"The new table looks nice.” I say, settling myself in with a sigh. It’s so good to be home, after two weeks in the hotel, and the week before that in Spain recovering from our wounds. Being on painkillers, the time flew by quickly, but in other ways it seems I’ve been gone from here forever.
“It’s a lot sturdier than the last one. We don’t have to eat on the pool table anymore.” Mireille states proudly. She’s been here every day for the last two weeks, getting the place cleaned up, refurnishing. We have a new sofa, a new pool table, new plants and bookshelves. It all looks good. I wanted to come with her but she was firm in her command that I rest.
“After all, I need you in top form to make our first tea there.” she’d quipped, looking at me sternly, but her eyes were smiling. So I spent my days healing, drawing, and weaning off the pills. I looked forward to her nightly reports on the apartment progress. I never heard her talk so much before, and it was something I looked forward to every day.

Now here we sit, our first tea together back at home. It’s been a long day, getting settled back in, and I’m tired. We sip our tea in grateful silence. I wonder if she will become more quiet now that we’re back home- I hope not. These last few weeks I’ve felt closer to her than ever before. She drains the last of her tea, pushes back her chair and gets up from the table.
“Where are you going?”
“I’m going to change” she tosses back over her shoulder “and then come do the dishes.”
“I should do that.” I fight a yawn as I speak. I hate getting tired so easily. “You made lunch and dinner.”
“And I made a mess…” she turns, putting her hands on her hips with great authority. “…which I am going to clean up, while you get ready for bed.”
I sigh, because I am too tired to argue the point. I gather up the teacups and place them in the sink with the other dishes. At least our teacups survived. I would have hated to get new ones.
I start to leave the kitchen when she appears in her favorite nightshirt, the oversized one with the rolled up sleeves. She brushes past me and I lean against the door, watching her. I realize how much I’ve missed the sight of her, just as she is now, busily filling the sink with suds. A few weeks ago, at the Manor, I never would have thought this was possible. But here I am. Suddenly I feel tears in my eyes, and find myself stumbling towards her. My arms go around her waist, and my tears sink into her back.

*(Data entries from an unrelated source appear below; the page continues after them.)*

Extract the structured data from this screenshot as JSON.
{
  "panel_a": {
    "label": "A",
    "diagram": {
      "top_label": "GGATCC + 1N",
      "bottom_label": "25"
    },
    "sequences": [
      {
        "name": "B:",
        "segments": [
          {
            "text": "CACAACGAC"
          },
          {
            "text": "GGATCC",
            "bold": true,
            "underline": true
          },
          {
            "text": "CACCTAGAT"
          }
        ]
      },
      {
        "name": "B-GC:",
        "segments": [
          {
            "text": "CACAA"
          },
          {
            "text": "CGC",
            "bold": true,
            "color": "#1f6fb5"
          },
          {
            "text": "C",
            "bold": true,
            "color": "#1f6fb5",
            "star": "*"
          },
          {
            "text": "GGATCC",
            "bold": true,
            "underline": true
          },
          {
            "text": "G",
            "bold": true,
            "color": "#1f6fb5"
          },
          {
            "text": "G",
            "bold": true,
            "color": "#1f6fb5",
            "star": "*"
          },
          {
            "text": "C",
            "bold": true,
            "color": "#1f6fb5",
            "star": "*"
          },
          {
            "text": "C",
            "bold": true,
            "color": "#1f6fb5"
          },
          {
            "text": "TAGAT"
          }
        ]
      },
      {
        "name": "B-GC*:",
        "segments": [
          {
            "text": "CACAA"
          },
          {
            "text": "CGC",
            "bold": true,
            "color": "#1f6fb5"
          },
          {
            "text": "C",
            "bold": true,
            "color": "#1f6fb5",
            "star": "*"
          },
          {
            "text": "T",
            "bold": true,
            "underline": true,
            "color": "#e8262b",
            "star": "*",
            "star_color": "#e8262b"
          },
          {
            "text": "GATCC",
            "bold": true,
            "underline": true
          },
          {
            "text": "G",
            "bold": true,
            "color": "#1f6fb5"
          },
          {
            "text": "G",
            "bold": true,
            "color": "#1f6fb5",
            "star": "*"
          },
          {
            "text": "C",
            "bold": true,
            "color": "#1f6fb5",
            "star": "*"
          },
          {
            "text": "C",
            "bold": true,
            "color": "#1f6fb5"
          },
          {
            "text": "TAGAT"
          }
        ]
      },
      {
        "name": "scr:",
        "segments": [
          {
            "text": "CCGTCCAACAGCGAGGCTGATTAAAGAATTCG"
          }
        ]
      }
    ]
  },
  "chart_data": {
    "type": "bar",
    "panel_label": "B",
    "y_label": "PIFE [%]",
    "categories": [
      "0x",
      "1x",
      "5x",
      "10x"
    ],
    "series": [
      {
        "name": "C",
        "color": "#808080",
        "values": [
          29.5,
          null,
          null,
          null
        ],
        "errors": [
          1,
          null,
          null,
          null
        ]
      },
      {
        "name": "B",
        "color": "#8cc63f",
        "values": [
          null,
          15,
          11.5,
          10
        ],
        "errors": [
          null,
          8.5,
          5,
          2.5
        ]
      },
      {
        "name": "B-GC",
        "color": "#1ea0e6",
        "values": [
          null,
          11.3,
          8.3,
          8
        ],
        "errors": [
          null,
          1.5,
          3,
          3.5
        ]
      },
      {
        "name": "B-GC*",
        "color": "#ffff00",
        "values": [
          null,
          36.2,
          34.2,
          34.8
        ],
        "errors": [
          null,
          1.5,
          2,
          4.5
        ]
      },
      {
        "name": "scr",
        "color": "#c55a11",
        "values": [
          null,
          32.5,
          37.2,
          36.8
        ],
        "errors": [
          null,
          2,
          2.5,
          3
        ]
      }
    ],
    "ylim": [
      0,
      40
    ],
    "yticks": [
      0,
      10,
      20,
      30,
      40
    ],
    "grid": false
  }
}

“Kirika?” she tenses, alarmed.
“It’s okay.” I choke out.
“What’s wrong? Do you need a doctor?” her voice is concerned, and she goes to turn off the water. I free a hand and stop her.
“Don’t.” I beg her. “Just stay like this. Please.” I mouth the words into her shirt, but she understands me. After a moment, she turns the water back on, and my hand returns to her belly. She feels so warm and good.
“I’m happy. So happy to be home.” I breathe into her.
“Hmph.” comes a non-committal grunt as she begins to scrub the dishes.
She works silently, and I become aware of her muscles moving as she reaches to put each dish in the drainer, and relish each movement. It’s all new, this feel of her body moving against mine. I sigh and hold her more tightly.
“So this makes you happy, hmmm?” she asks, putting the last dish in the drainer.
“Yes.” I answer, wishing we had more dishes.
“Well I hate to make you unhappy, but I need to dry these and put them away. Go on to bed, okay?” she says, not bothering to look at me. She gives my hands a quick squeeze that makes my heart jump funny. I try to squeeze back but she puts my hands down.
“Let go, Kirika.” she says softly.
“Go to bed.” she says firmly this time, and I leave, knowing she means it.